デジカメはこう進化する (1)
デジタル一眼レフは成熟期にさしかかっているように思えます.黎明期の陣取り合戦はほぼ終息し,APS-C サイズの撮像素子が主流となることは確実になりました.それを見届けたかつてのカメラファンが続々とデジタル一眼レフに乗り換えつつあります.このカテゴリーですら低価格化は著しく,シェア上位を取って物量がはける上位2,3社しか開発競争を続けることは出来なくなるでしょう.

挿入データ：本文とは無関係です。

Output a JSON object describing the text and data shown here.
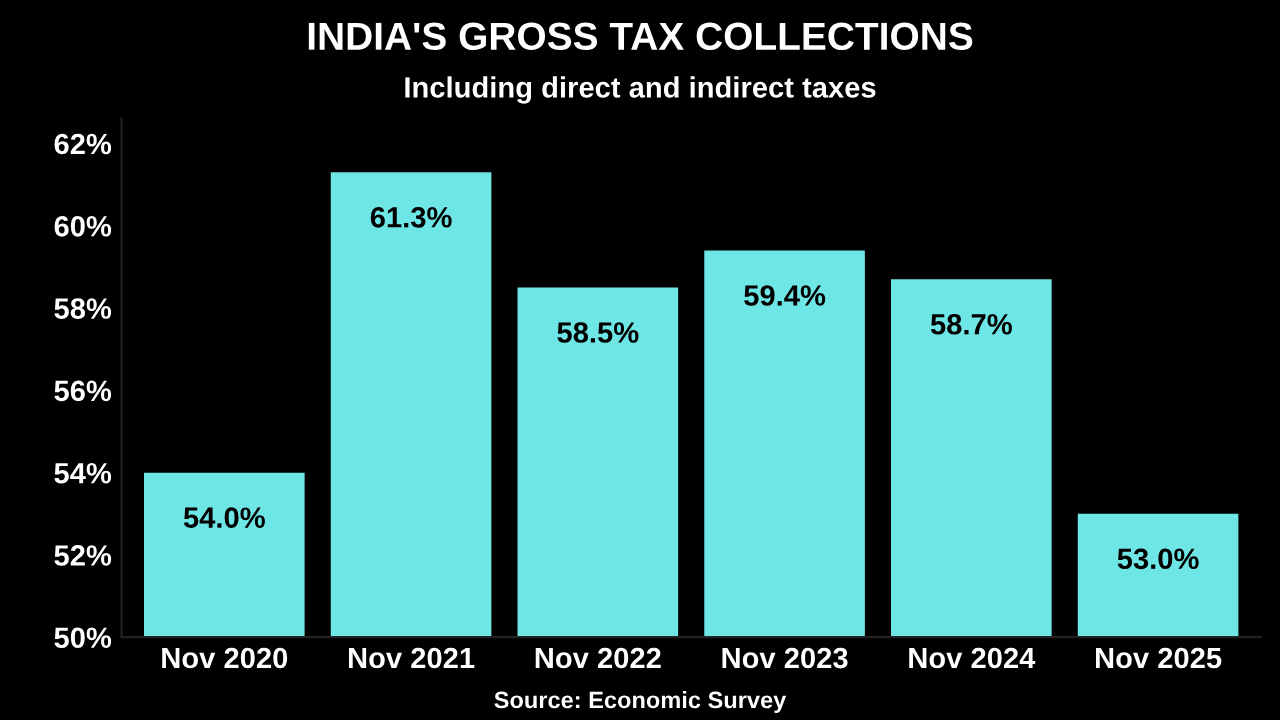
{
  "chart_data": {
    "type": "bar",
    "title": "INDIA'S GROSS TAX COLLECTIONS",
    "subtitle": "Including direct and indirect taxes",
    "categories": [
      "Nov 2020",
      "Nov 2021",
      "Nov 2022",
      "Nov 2023",
      "Nov 2024",
      "Nov 2025"
    ],
    "values": [
      54.0,
      61.3,
      58.5,
      59.4,
      58.7,
      53.0
    ],
    "value_labels": [
      "54.0%",
      "61.3%",
      "58.5%",
      "59.4%",
      "58.7%",
      "53.0%"
    ],
    "color": "#6ee6e6",
    "ylim": [
      50,
      62.6
    ],
    "yticks": [
      {
        "value": 50,
        "label": "50%"
      },
      {
        "value": 52,
        "label": "52%"
      },
      {
        "value": 54,
        "label": "54%"
      },
      {
        "value": 56,
        "label": "56%"
      },
      {
        "value": 58,
        "label": "58%"
      },
      {
        "value": 60,
        "label": "60%"
      },
      {
        "value": 62,
        "label": "62%"
      }
    ],
    "grid": false,
    "legend": false,
    "annotations": [
      "Source: Economic Survey"
    ]
  }
}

さて,35mm 銀塩一眼レフに慣れ親しんだ者にとって最大の違和感はレンズの焦点距離と画角の関係です.イメージサークルが小さくなった分,同じ焦点距離でも画角が小さくなり望遠側にシフトしたのと等価になります.その結果広角レンズは 10数mm というごく短い焦点距離が当たり前になり,その光学設計にはかなりのしわ寄せがいったはずです.当然広角ズームは大きく重く高価になってしまいました.
本来であれば,35mm の光学系をそのまま相似縮小すれば良さそうなものなのですが,それを阻むものがあります.そう,バックフォーカス距離です.レンズマウントから撮像素子の間にはクイックリターンミラーがあるため,その間の距離をある程度以上取らざるを得ません.それはレンズ設計にじかに跳ね返り,特に広角系の設計を難しくしているはずです.

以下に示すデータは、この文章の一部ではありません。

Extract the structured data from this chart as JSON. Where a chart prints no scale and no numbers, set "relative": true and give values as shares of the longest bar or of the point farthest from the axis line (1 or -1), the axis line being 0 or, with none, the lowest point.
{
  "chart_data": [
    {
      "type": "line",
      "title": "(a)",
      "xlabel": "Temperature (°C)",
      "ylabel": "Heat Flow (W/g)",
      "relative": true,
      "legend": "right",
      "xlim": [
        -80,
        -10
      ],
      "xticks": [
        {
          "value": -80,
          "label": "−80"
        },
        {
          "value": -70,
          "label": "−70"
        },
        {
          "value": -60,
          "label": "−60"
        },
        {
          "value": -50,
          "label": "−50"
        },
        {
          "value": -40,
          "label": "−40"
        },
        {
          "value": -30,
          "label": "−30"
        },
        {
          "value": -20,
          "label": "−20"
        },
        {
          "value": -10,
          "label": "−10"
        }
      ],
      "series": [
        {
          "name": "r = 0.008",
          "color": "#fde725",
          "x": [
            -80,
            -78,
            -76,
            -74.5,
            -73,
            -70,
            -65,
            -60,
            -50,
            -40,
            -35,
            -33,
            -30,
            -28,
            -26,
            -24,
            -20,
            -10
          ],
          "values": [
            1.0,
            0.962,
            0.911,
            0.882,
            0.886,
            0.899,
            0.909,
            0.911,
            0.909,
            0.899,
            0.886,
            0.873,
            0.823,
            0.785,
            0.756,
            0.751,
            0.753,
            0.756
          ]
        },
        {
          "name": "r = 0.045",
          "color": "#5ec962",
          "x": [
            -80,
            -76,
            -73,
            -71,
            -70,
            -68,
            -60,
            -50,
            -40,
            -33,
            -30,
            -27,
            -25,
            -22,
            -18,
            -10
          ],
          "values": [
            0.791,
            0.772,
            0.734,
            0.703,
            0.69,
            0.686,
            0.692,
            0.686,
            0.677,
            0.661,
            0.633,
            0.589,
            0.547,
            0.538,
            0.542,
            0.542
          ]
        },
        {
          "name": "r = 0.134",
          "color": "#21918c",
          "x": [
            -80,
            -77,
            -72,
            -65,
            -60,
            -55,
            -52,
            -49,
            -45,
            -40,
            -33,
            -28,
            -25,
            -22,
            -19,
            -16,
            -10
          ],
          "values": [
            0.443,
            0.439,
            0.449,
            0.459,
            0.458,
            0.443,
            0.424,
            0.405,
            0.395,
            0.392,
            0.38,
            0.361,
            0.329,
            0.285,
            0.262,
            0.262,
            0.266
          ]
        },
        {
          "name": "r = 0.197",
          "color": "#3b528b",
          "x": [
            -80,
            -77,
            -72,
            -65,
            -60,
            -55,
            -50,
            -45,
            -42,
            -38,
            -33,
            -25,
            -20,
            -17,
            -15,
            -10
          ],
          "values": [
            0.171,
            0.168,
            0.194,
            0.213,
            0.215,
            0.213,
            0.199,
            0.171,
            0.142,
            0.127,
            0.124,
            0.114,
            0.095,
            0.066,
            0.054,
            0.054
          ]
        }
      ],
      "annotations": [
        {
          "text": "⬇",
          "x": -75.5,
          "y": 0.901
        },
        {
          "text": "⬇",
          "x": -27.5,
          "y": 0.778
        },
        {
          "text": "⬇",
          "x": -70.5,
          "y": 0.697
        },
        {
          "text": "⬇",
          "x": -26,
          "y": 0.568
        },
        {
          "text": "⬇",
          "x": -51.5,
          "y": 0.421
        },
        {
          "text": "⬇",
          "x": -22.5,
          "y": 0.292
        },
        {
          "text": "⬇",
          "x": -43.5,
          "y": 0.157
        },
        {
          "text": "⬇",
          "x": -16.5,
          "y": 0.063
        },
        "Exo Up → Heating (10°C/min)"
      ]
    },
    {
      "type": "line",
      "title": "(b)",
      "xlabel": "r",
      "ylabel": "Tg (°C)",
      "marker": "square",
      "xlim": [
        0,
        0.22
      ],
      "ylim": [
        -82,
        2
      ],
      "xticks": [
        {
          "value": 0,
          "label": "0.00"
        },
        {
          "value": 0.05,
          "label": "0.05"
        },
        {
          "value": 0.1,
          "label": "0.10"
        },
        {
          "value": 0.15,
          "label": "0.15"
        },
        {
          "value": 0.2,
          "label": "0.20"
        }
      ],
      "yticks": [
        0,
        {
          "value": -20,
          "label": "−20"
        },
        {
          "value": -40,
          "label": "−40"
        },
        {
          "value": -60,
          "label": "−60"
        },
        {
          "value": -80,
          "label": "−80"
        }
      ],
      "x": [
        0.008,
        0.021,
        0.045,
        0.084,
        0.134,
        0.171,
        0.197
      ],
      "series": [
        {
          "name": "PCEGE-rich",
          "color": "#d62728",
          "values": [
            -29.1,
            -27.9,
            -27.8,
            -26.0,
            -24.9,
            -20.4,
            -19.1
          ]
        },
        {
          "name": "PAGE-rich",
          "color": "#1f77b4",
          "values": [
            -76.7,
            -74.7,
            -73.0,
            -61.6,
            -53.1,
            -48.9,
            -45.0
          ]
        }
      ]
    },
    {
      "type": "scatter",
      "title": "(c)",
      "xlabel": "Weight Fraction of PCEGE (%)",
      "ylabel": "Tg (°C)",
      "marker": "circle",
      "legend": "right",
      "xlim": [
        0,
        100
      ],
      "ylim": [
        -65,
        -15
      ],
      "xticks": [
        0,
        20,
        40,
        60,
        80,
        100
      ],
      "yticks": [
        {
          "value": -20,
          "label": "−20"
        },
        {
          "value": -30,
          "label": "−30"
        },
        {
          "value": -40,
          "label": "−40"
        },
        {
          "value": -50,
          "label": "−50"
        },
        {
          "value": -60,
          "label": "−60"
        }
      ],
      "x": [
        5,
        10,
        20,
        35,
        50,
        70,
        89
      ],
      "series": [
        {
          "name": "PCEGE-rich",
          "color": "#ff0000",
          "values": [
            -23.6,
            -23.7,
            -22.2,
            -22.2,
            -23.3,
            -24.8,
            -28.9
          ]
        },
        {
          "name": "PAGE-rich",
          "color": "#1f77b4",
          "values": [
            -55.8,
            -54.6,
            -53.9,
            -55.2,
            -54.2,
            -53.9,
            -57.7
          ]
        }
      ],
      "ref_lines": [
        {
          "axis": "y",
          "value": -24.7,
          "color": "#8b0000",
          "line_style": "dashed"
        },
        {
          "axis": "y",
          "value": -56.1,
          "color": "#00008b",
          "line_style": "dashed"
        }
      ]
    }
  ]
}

しかし,私は数年以内に新しい規格が立ち上がるのではないかと見ています.それはクイックリターンミラーを廃止した新しい一眼レフのアーキテクチャです.この構造においてはミラーはありません.撮像素子が得た画像を小型のディスプレイでファインダー光学系に映すようにすれば良いのです.ファインダー光学系のサイズで VGA(640X480):30万画素のディスプレイが出来るようになればこの問題はほぼ解決します.さらに SVGA(800X600):48万画素や XGA(1024X768):80万画素であれば申し分ありません.現在でもビデオカメラには電子ビューファインダーが搭載されているので,これを高精細にすればよいことは誰でも考えつくことです.
ミラーを廃止することのメリットは大きいはずです.まず上記のバックフォーカス距離の自由度が拡大されます.これによりレンズのサイズ,重量,コストを下げることができます.次にミラーのスプリングをチャージし高速駆動させるメカニズムが不要になります.これによりボディのコストも相当低減できるのではないでしょうか?

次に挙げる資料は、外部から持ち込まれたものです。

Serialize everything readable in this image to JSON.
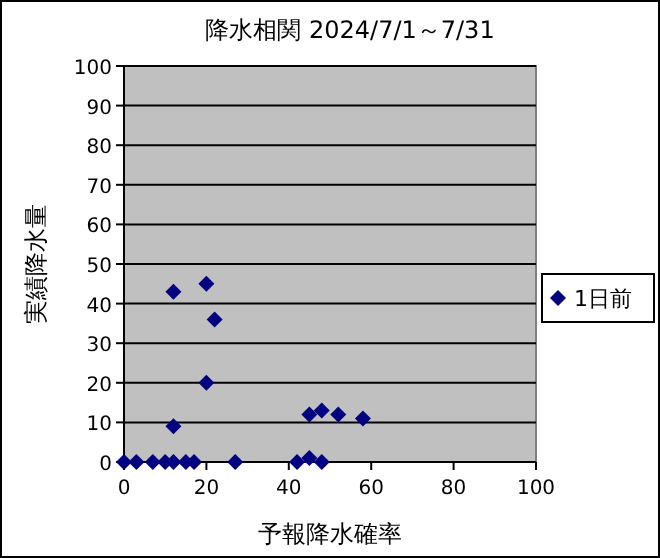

欠点は,一眼レフカメラ特有のシャッター音が聞かれなくなることです.これを重要と思う人向けには,シャッター音をスピーカーで出せるようにすれば良いでしょう.また,これまでの規格との互換性はありませんから,しばらくは規格が並立し混乱することになります.しかし技術の方向性は確実にこの方向だと思うのですが,いかがでしょう?